The teaching of listening as a practice has not yet been discussed substantively
in multimodal composition scholarship on sound.10 Taking listening for granted
as something that students just “do” when composing with sound is a problematic
notion because it perpetuates the idea that listening is a natural (as opposed to
learned) act, which implies that everybody (every body) can hear the sounds being
composed. These kinds of assignments are ear-centric in that they do not account
for an embodied listening audience—they do not ask students to consider their own
or others’ bodily limitations and capacities."
"Ear-centric listening practices often focus narrowly on the meaning and interpretation
of audible words, but multimodal listening practices take into account the
dynamics of the sonic composition as a whole. This holistic approach to sonic composition
requires composers to consider how sound works with and against other elements
in a multimodal composition (images, video, text), as well how those elements
and the composing environment in general will affect the audience’s experience."
"I want to be clear that my emphasis on the body, or situated embodied experience,
as a mode of inquiry in multimodal listening practices does not make this kind of
training any less intellectual than listening practices that focus solely on the meaning
of sound or alphabetic language. Instead, I understand multimodal listening to be
what Debra Hawhee refers to as “a mind-body complex.”"

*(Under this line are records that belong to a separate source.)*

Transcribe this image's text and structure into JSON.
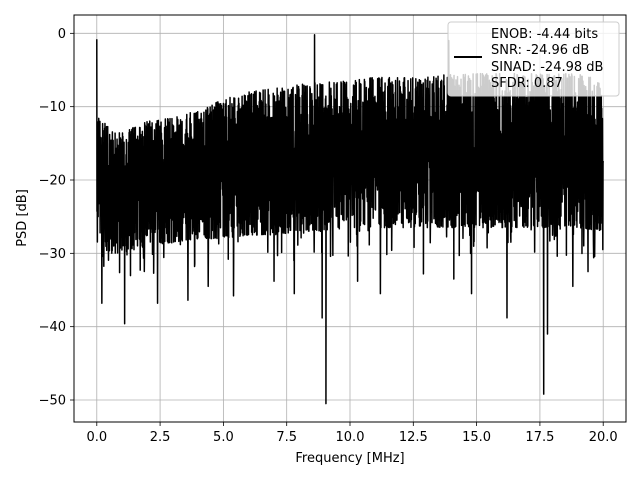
{
  "chart_data": {
    "type": "line",
    "title": "",
    "xlabel": "Frequency [MHz]",
    "ylabel": "PSD [dB]",
    "xlim": [
      -0.9,
      20.9
    ],
    "ylim": [
      -53,
      2.5
    ],
    "x_ticks": [
      0.0,
      2.5,
      5.0,
      7.5,
      10.0,
      12.5,
      15.0,
      17.5,
      20.0
    ],
    "x_tick_labels": [
      "0.0",
      "2.5",
      "5.0",
      "7.5",
      "10.0",
      "12.5",
      "15.0",
      "17.5",
      "20.0"
    ],
    "y_ticks": [
      0,
      -10,
      -20,
      -30,
      -40,
      -50
    ],
    "y_tick_labels": [
      "0",
      "−10",
      "−20",
      "−30",
      "−40",
      "−50"
    ],
    "grid": true,
    "legend": {
      "placement": "top-right",
      "entries": [
        "ENOB: -4.44 bits",
        "SNR: -24.96 dB",
        "SINAD: -24.98 dB",
        "SFDR: 0.87"
      ]
    },
    "series": [
      {
        "color": "#000000",
        "style": "noise spectrum",
        "x_range": [
          0,
          20
        ],
        "envelope": {
          "x": [
            0,
            0.5,
            1,
            2,
            3,
            4,
            5,
            6,
            7,
            8,
            9,
            10,
            11,
            12,
            13,
            14,
            15,
            16,
            17,
            18,
            19,
            20
          ],
          "upper": [
            -11,
            -13,
            -13.5,
            -12,
            -11.5,
            -10.5,
            -9,
            -8,
            -7.5,
            -7,
            -6.5,
            -6.5,
            -6,
            -6,
            -6,
            -5.5,
            -5.5,
            -5.5,
            -5.5,
            -5.5,
            -5.5,
            -6.5
          ],
          "lower": [
            -29,
            -30,
            -30,
            -29,
            -28.5,
            -28,
            -28,
            -27.5,
            -27.5,
            -27,
            -27,
            -26.5,
            -26.5,
            -26.5,
            -26.5,
            -26.5,
            -26.5,
            -26.5,
            -26.5,
            -26.5,
            -26.5,
            -27
          ]
        },
        "peaks": [
          {
            "x": 0.0,
            "y": -0.8
          },
          {
            "x": 8.6,
            "y": -0.2
          },
          {
            "x": 13.9,
            "y": -1.0
          }
        ],
        "dips": [
          {
            "x": 0.2,
            "y": -36.8
          },
          {
            "x": 1.1,
            "y": -39.6
          },
          {
            "x": 2.4,
            "y": -36.8
          },
          {
            "x": 3.6,
            "y": -36.4
          },
          {
            "x": 4.4,
            "y": -34.5
          },
          {
            "x": 5.4,
            "y": -35.8
          },
          {
            "x": 7.0,
            "y": -33.8
          },
          {
            "x": 7.8,
            "y": -35.5
          },
          {
            "x": 8.9,
            "y": -38.8
          },
          {
            "x": 9.05,
            "y": -50.5
          },
          {
            "x": 10.3,
            "y": -33.8
          },
          {
            "x": 11.2,
            "y": -35.5
          },
          {
            "x": 12.9,
            "y": -32.8
          },
          {
            "x": 14.1,
            "y": -33.5
          },
          {
            "x": 14.8,
            "y": -35.5
          },
          {
            "x": 16.2,
            "y": -38.8
          },
          {
            "x": 17.65,
            "y": -49.2
          },
          {
            "x": 17.8,
            "y": -41.0
          },
          {
            "x": 18.8,
            "y": -34.5
          },
          {
            "x": 19.4,
            "y": -32.5
          }
        ]
      }
    ]
  }
}
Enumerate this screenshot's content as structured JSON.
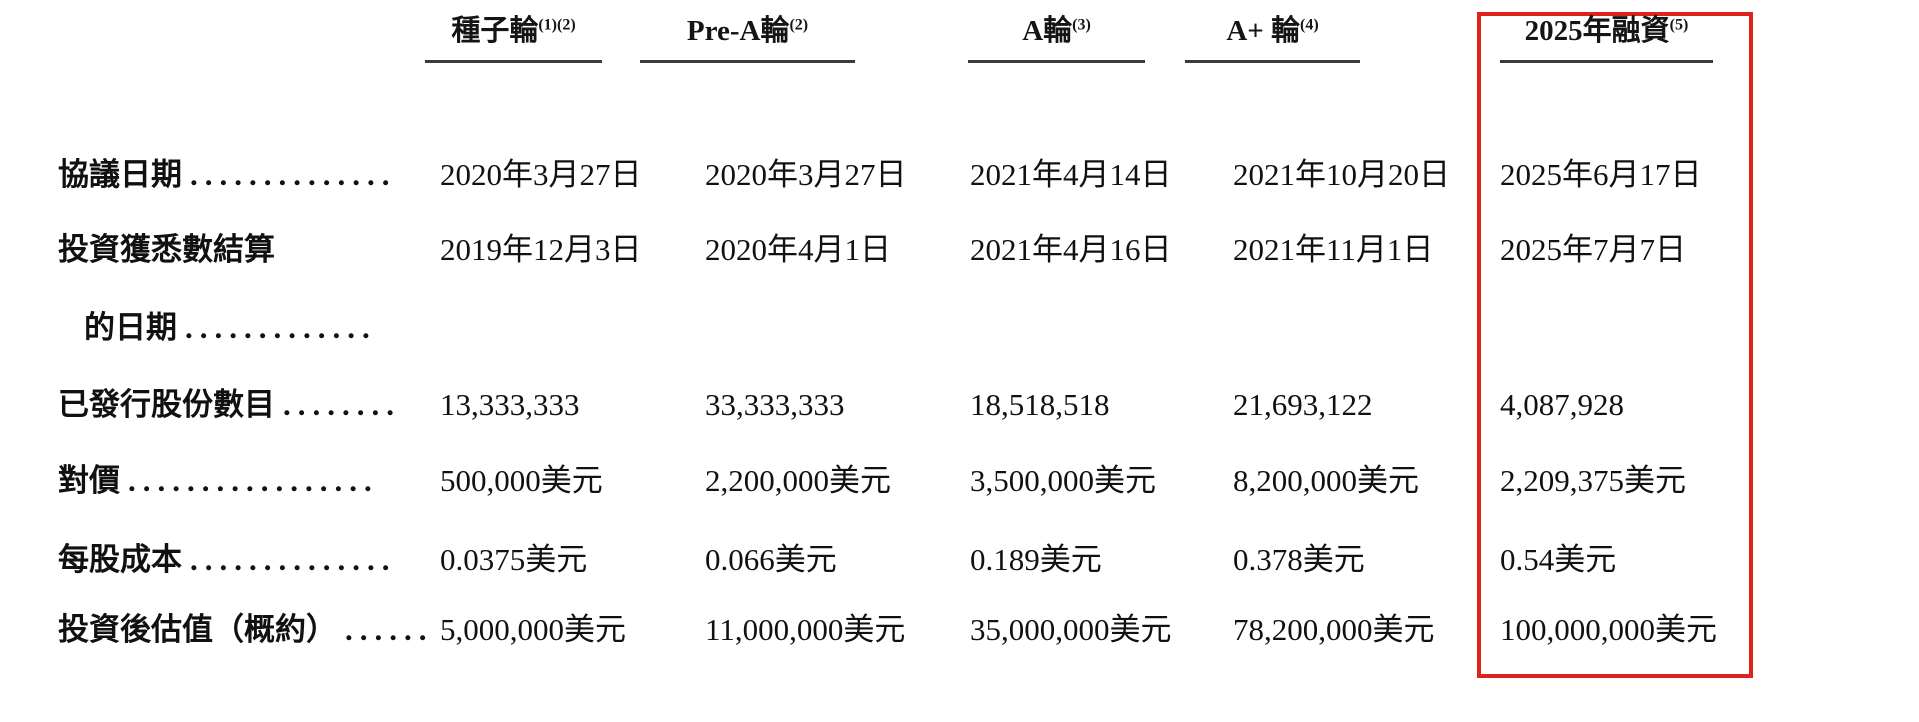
{
  "page": {
    "background_color": "#ffffff",
    "highlight_border_color": "#de231e",
    "header_underline_color": "#3b3b3b"
  },
  "table": {
    "columns": [
      {
        "title": "種子輪",
        "sup": "(1)(2)",
        "highlighted": false
      },
      {
        "title": "Pre-A輪",
        "sup": "(2)",
        "highlighted": false
      },
      {
        "title": "A輪",
        "sup": "(3)",
        "highlighted": false
      },
      {
        "title": "A+ 輪",
        "sup": "(4)",
        "highlighted": false
      },
      {
        "title": "2025年融資",
        "sup": "(5)",
        "highlighted": true
      }
    ],
    "rows": [
      {
        "label": "協議日期",
        "dots": "..............",
        "indent": false,
        "values": [
          "2020年3月27日",
          "2020年3月27日",
          "2021年4月14日",
          "2021年10月20日",
          "2025年6月17日"
        ]
      },
      {
        "label": "投資獲悉數結算",
        "dots": "",
        "indent": false,
        "values": [
          "2019年12月3日",
          "2020年4月1日",
          "2021年4月16日",
          "2021年11月1日",
          "2025年7月7日"
        ]
      },
      {
        "label": "的日期",
        "dots": ".............",
        "indent": true,
        "values": [
          "",
          "",
          "",
          "",
          ""
        ]
      },
      {
        "label": "已發行股份數目",
        "dots": "........",
        "indent": false,
        "values": [
          "13,333,333",
          "33,333,333",
          "18,518,518",
          "21,693,122",
          "4,087,928"
        ]
      },
      {
        "label": "對價",
        "dots": ".................",
        "indent": false,
        "values": [
          "500,000美元",
          "2,200,000美元",
          "3,500,000美元",
          "8,200,000美元",
          "2,209,375美元"
        ]
      },
      {
        "label": "每股成本",
        "dots": "..............",
        "indent": false,
        "values": [
          "0.0375美元",
          "0.066美元",
          "0.189美元",
          "0.378美元",
          "0.54美元"
        ]
      },
      {
        "label": "投資後估值（概約）",
        "dots": "......",
        "indent": false,
        "values": [
          "5,000,000美元",
          "11,000,000美元",
          "35,000,000美元",
          "78,200,000美元",
          "100,000,000美元"
        ]
      }
    ]
  }
}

"Multimodal listening pedagogy offers a way to teach students to be more capable
and sensitive listeners during the production of multimodal compositions, and in
their experiences with various sonic texts, products, and environments. This project
is pedagogical, then, not only because it presents teaching applications for the classroom;
it is also pedagogical in the sense that it proposes listening practices that can
help anyone learn to be more thoughtful about sensory experiences and interactions
in everyday life. In a culture where being plugged in to digital devices is a common
occurrence, when so much of what we pay attention to is streaming through earbuds
or flashing on screens, I am calling for a reeducation of our senses—a bodily retraining
that can help us learn to become more open to the connections between sensory
modes, materials, and environments. In addition to listening in to digital content, it
is time that we learn to listen up, out, through, and around."